Human Genome Project

The Human Genome Project (HGP) is a U.S. government project with the goal of mapping the entire genetic structure of humans. The project has raised a host of ethical issues and has complicated existing ethical topics involving genetics. Among these issues are those surrounding both prenatal and adult genetic testing, the proper use of genetic information rift gold and genetic profiling, gene therapy, gene patents, genetic enhancement of individuals, and issues involving the just distribution of genetic resources.

A gene is the fundamental unit of heredity. It is a nucleotide (a sequence of DNA) that contains instructions for making proteins, the basis of cellular structure and metabolism. The genome refers to the DNA contained in each cell, including so-called junk DNA (more than 98% of DNA), which does not code for proteins. The genotype is the entire genetic structure of the organism, which includes all the genes in the organism. The phenotype refers to the physical traits of an organism; these are not only determined by the genotype but also by environmental factors. Genomics is the study of genes, focusing on their role in disease processes. Pharmacogenomics studies the way in which drugs interact within a person’s body based on that individual’s genotype.

History of the Human Genome Project
In 1984, the Department of Energy (DOE) sponsored what was later labeled the “Alta Summit” in Alta, Utah. Ostensibly, the conference’s goal was to find better means of detecting mutations in atomic bomb survivors, but discussions expanded to encompass genetic research in general. The summit catalyzed further discussion, including the possibility of mapping the human genome. As a result, Charles DeLisi, director of the DOE Health and Environmental Research Programs, formally proposed the Human Genome Project in 1986. After considerable debate and two failed bills in Congress, the HGP was funded as a joint project of the DOE and the National Institutes of Health (NIH), and it began in 1990. The goal was to complete the mapping of the human genome by 2005. In 1998, Craig Venter’s company, Celera Genomics, began its own version of the HGP. His goal was to patent genes and gene sequences for eventual profit via selling rights for their use to pharmaceutical firms and other interested companies. His work was more cost-efficient than the federal project, costing only 10% of the official HGP. It is possible that the competition between the two projects speeded the process of sequencing the genome, and on June 26, 2000, U.S. President Clinton and U.K. Prime Minister Blair jointly announced the completion of a rough draft of the human genome. The full project was “completed” in 2003, 2 years ahead of schedule, with Celera and the NIH/DOE group making the announcement on April 14. Work on details and potential applications of the HGP will go on indefinitely.

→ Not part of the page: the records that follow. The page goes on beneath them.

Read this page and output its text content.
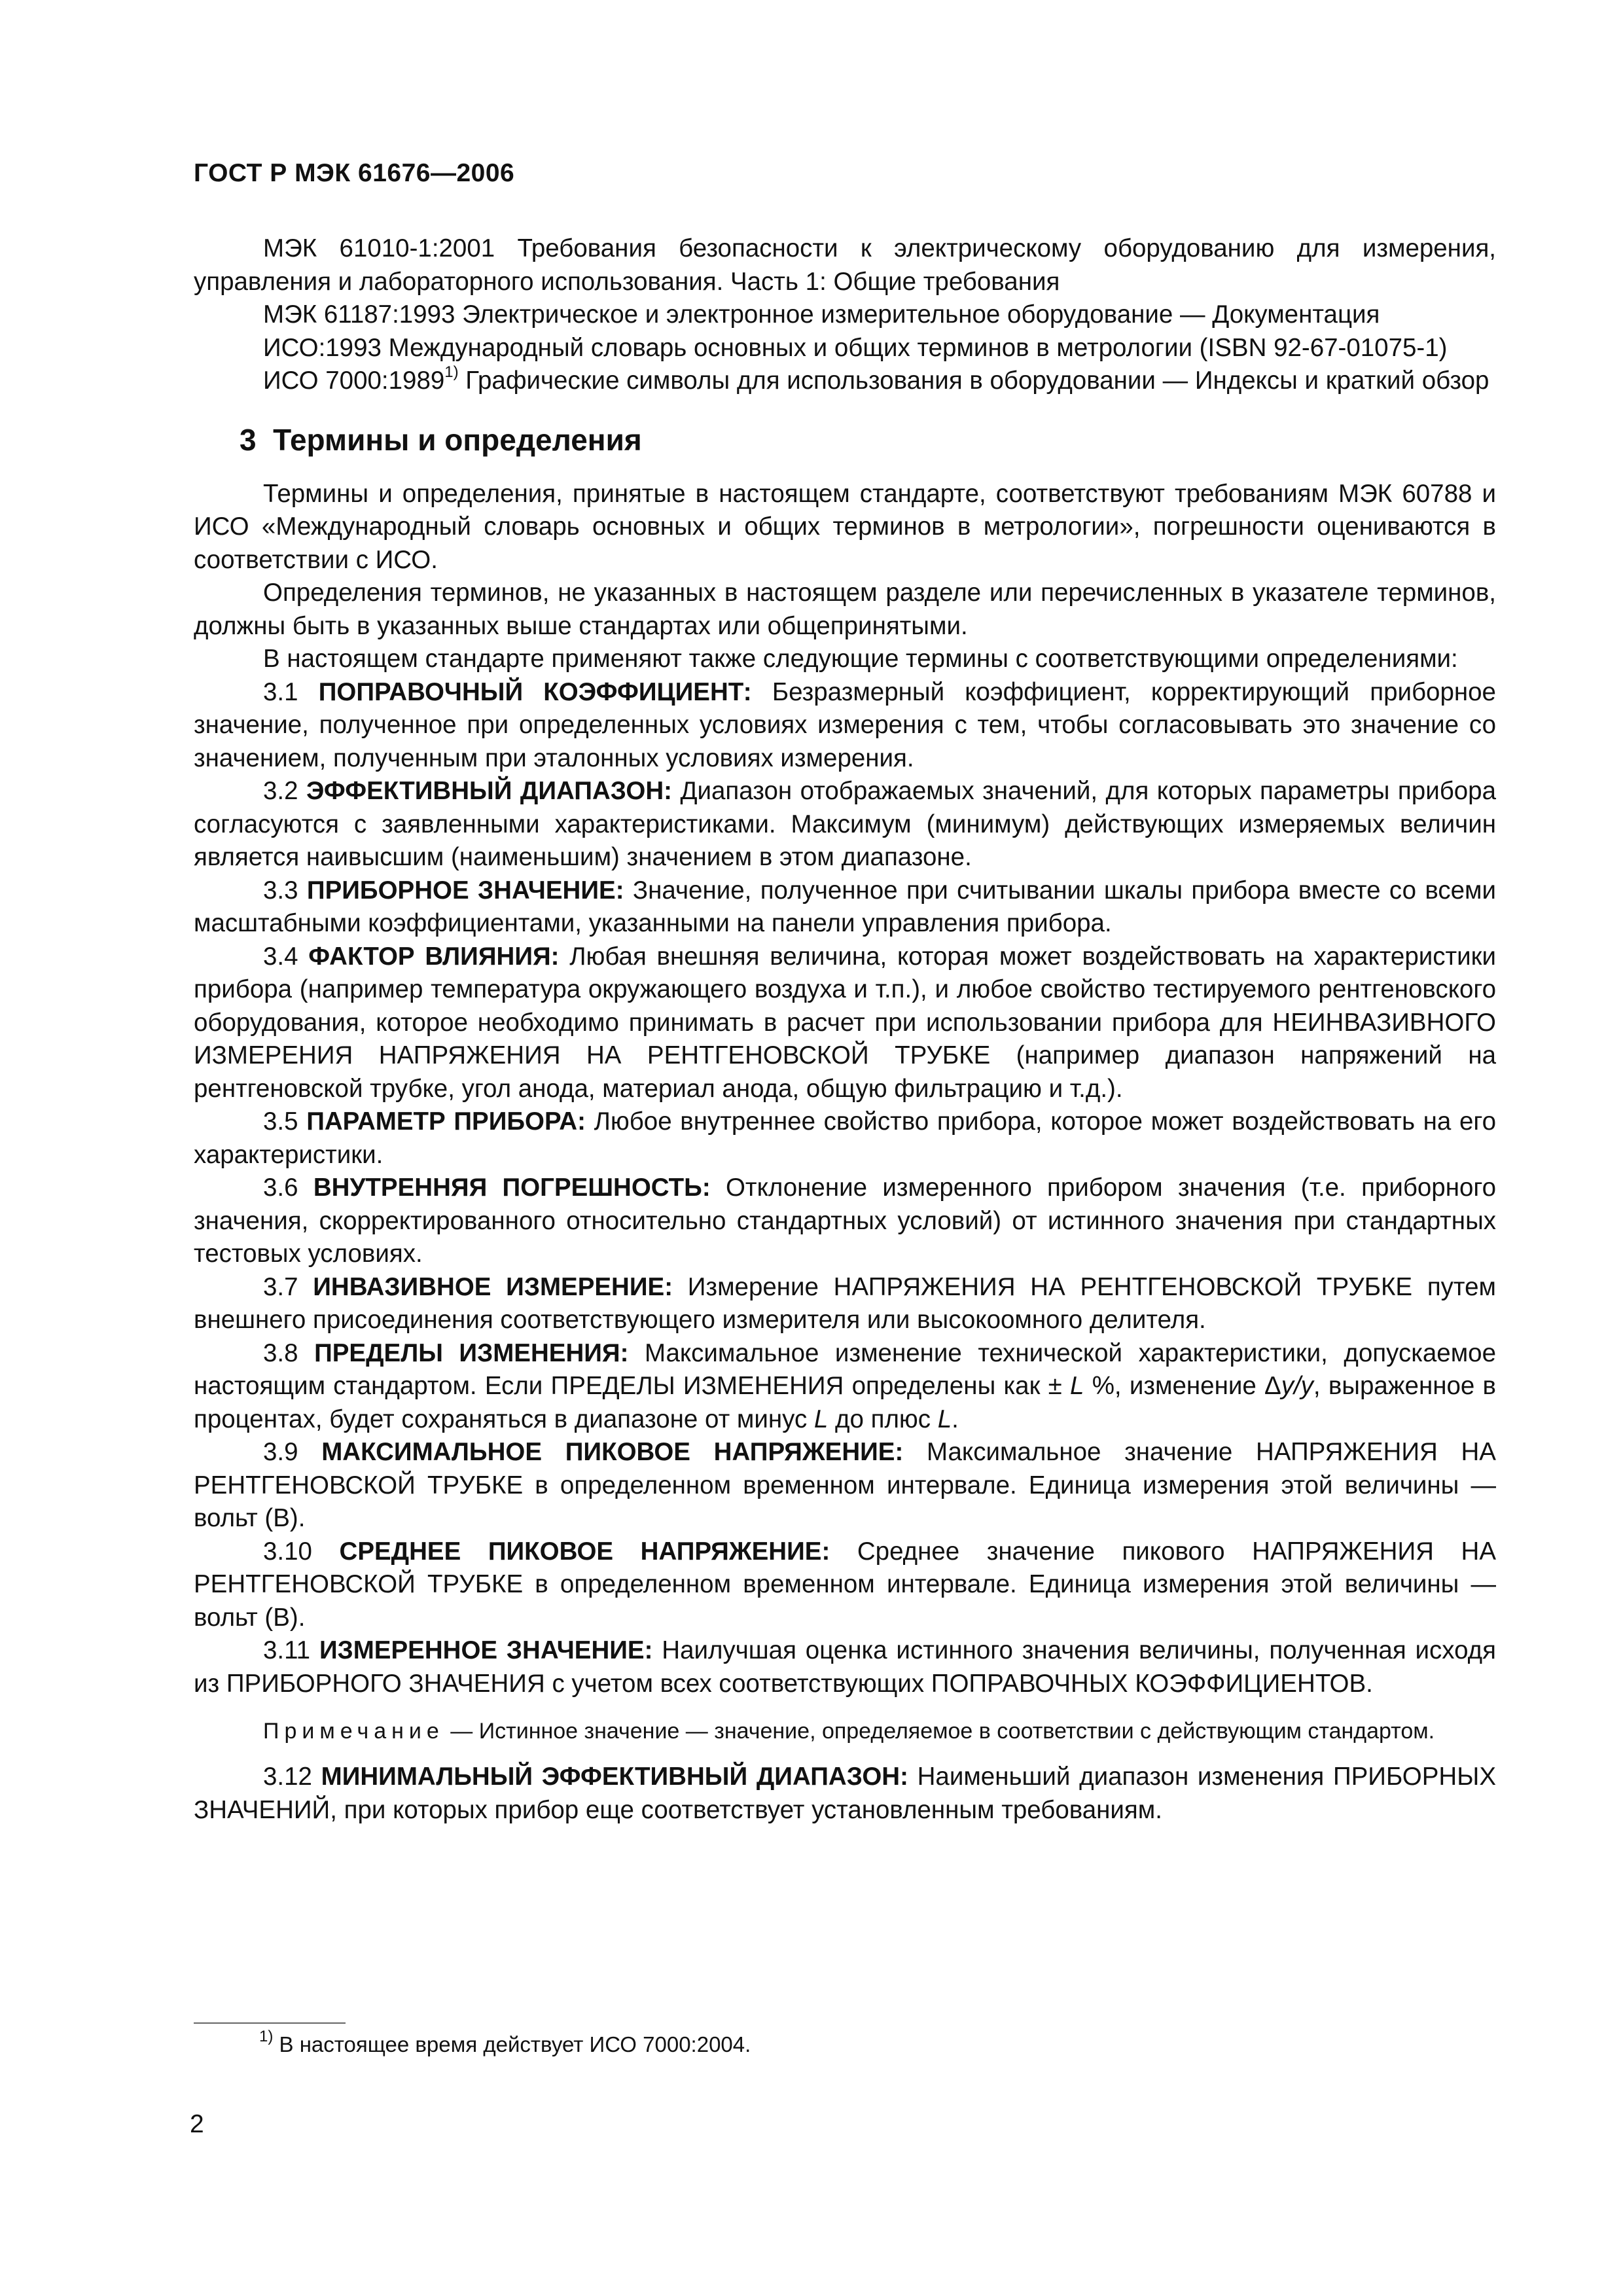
ГОСТ Р МЭК 61676—2006

МЭК 61010-1:2001 Требования безопасности к электрическому оборудованию для измерения, управления и лабораторного использования. Часть 1: Общие требования

МЭК 61187:1993 Электрическое и электронное измерительное оборудование — Документация

ИСО:1993 Международный словарь основных и общих терминов в метрологии (ISBN 92-67-01075-1)

ИСО 7000:1989$^{1)}$ Графические символы для использования в оборудовании — Индексы и краткий обзор

3 Термины и определения

Термины и определения, принятые в настоящем стандарте, соответствуют требованиям МЭК 60788 и ИСО «Международный словарь основных и общих терминов в метрологии», погрешности оцениваются в соответствии с ИСО.

Определения терминов, не указанных в настоящем разделе или перечисленных в указателе терминов, должны быть в указанных выше стандартах или общепринятыми.

В настоящем стандарте применяют также следующие термины с соответствующими определениями:

3.1 ПОПРАВОЧНЫЙ КОЭФФИЦИЕНТ: Безразмерный коэффициент, корректирующий приборное значение, полученное при определенных условиях измерения с тем, чтобы согласовывать это значение со значением, полученным при эталонных условиях измерения.

3.2 ЭФФЕКТИВНЫЙ ДИАПАЗОН: Диапазон отображаемых значений, для которых параметры прибора согласуются с заявленными характеристиками. Максимум (минимум) действующих измеряемых величин является наивысшим (наименьшим) значением в этом диапазоне.

3.3 ПРИБОРНОЕ ЗНАЧЕНИЕ: Значение, полученное при считывании шкалы прибора вместе со всеми масштабными коэффициентами, указанными на панели управления прибора.

3.4 ФАКТОР ВЛИЯНИЯ: Любая внешняя величина, которая может воздействовать на характеристики прибора (например температура окружающего воздуха и т.п.), и любое свойство тестируемого рентгеновского оборудования, которое необходимо принимать в расчет при использовании прибора для НЕИНВАЗИВНОГО ИЗМЕРЕНИЯ НАПРЯЖЕНИЯ НА РЕНТГЕНОВСКОЙ ТРУБКЕ (например диапазон напряжений на рентгеновской трубке, угол анода, материал анода, общую фильтрацию и т.д.).

3.5 ПАРАМЕТР ПРИБОРА: Любое внутреннее свойство прибора, которое может воздействовать на его характеристики.

3.6 ВНУТРЕННЯЯ ПОГРЕШНОСТЬ: Отклонение измеренного прибором значения (т.е. приборного значения, скорректированного относительно стандартных условий) от истинного значения при стандартных тестовых условиях.

3.7 ИНВАЗИВНОЕ ИЗМЕРЕНИЕ: Измерение НАПРЯЖЕНИЯ НА РЕНТГЕНОВСКОЙ ТРУБКЕ путем внешнего присоединения соответствующего измерителя или высокоомного делителя.

3.8 ПРЕДЕЛЫ ИЗМЕНЕНИЯ: Максимальное изменение технической характеристики, допускаемое настоящим стандартом. Если ПРЕДЕЛЫ ИЗМЕНЕНИЯ определены как ± L %, изменение Δу/у, выраженное в процентах, будет сохраняться в диапазоне от минус L до плюс L.

3.9 МАКСИМАЛЬНОЕ ПИКОВОЕ НАПРЯЖЕНИЕ: Максимальное значение НАПРЯЖЕНИЯ НА РЕНТГЕНОВСКОЙ ТРУБКЕ в определенном временном интервале. Единица измерения этой величины — вольт (В).

3.10 СРЕДНЕЕ ПИКОВОЕ НАПРЯЖЕНИЕ: Среднее значение пикового НАПРЯЖЕНИЯ НА РЕНТГЕНОВСКОЙ ТРУБКЕ в определенном временном интервале. Единица измерения этой величины — вольт (В).

3.11 ИЗМЕРЕННОЕ ЗНАЧЕНИЕ: Наилучшая оценка истинного значения величины, полученная исходя из ПРИБОРНОГО ЗНАЧЕНИЯ с учетом всех соответствующих ПОПРАВОЧНЫХ КОЭФФИЦИЕНТОВ.

Примечание — Истинное значение — значение, определяемое в соответствии с действующим стандартом.

3.12 МИНИМАЛЬНЫЙ ЭФФЕКТИВНЫЙ ДИАПАЗОН: Наименьший диапазон изменения ПРИБОРНЫХ ЗНАЧЕНИЙ, при которых прибор еще соответствует установленным требованиям.

$^{1)}$ В настоящее время действует ИСО 7000:2004.
2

Potential Benefits of the Human Genome Project
The HGP is thought to have great potential for improving human health. First, the genes associated with debilitating and fatal diseases could be identified. Genes for cystic fibrosis and Huntington’s disease, a genetic-linked disease in which victims, usually around the age of 40, begin to suffer degeneration of brain tissue and eventual death, have already been discovered. The HGP opens the possibility of discovering genetic links to such conditions as Alzheimer’s disease and some cancers; the BRCA gene, for example, has been linked to a higher risk of breast cancer in women. Once the genes linked to a disease are identified, research can then focus on methods of gene therapy to cure or mitigate such gene-linked conditions.

A second, more controversial, potential benefit of the HGP is the possibility of improving the human species. If certain genes could be found that are linked to athleticism or high intelligence, then gene therapy could be used to make “designer babies,” with genetic traits correlated to the skill of their parents’ choice. Many geneticists dispute the possibility of such improvements,rift gold arguing that (1) most genetic-linked traits do not involve only a single gene but rather the interaction of multiple genes and (2) the environment plays an indispensable role in the expression of the phenotype.